Trainer Perspective: "This QI-P demonstrated the trainee's readiness for partnership. They managed a project with clinical, administrative, and ethical dimensions. The outcome significantly improved our ability to provide proactive care to a vulnerable group, which was a key point discussed in our last appraisal."
Appraisal and Portfolio Evidence
Governance activities are rich sources of evidence for the trainee's ePortfolio (particularly the Quality Improvement domain) and for the trainer's own appraisal.
- For the Trainee's Portfolio: Document projects with reflection on what was learned about systems, safety, and leadership, not just clinical knowledge.
- For the Trainer's Appraisal: Supporting a trainee through a governance project demonstrates commitment to teaching, learning, and improving local clinical practice—a core requirement for GP appraisals.
Conclusion
Engagement with practice-level governance is a fundamental pillar of GP specialty training.

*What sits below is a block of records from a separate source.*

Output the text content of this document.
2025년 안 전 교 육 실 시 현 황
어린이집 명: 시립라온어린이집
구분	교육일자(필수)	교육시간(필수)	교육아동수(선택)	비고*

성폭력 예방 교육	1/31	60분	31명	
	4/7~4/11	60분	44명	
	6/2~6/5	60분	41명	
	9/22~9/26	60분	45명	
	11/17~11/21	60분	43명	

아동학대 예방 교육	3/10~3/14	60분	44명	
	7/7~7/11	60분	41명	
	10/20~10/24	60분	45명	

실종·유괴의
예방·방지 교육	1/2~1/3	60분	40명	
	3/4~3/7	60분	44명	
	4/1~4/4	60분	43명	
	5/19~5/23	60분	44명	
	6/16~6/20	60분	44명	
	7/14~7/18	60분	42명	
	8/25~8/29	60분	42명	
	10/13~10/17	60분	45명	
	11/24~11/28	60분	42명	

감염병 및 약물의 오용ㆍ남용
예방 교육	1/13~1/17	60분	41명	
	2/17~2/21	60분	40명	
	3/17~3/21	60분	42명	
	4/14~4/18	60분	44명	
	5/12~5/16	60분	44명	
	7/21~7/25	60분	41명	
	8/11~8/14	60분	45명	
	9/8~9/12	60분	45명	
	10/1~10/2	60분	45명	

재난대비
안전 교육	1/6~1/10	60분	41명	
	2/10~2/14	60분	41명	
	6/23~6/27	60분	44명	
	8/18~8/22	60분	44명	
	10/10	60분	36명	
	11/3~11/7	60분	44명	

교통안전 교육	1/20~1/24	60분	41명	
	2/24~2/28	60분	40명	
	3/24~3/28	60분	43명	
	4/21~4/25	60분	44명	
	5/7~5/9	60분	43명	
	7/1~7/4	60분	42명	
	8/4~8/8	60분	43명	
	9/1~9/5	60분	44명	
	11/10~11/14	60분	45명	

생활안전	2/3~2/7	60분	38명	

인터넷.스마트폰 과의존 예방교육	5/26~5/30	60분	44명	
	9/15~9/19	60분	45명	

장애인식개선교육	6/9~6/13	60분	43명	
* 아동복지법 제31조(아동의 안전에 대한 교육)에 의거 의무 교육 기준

By actively participating in audits, SEAs, and quality improvement projects, trainees move from being observers of the system to becoming skilled agents within it. For trainers, fostering this development is a professional responsibility that simultaneously strengthens the practice's own governance and CQC readiness. Using the structured approach outlined here—aligning with CQC frameworks, correctly applying NICE guidance, and undertaking staged projects—ensures that governance learning is meaningful, practical, and directly relevant to the future of safe, effective general practice.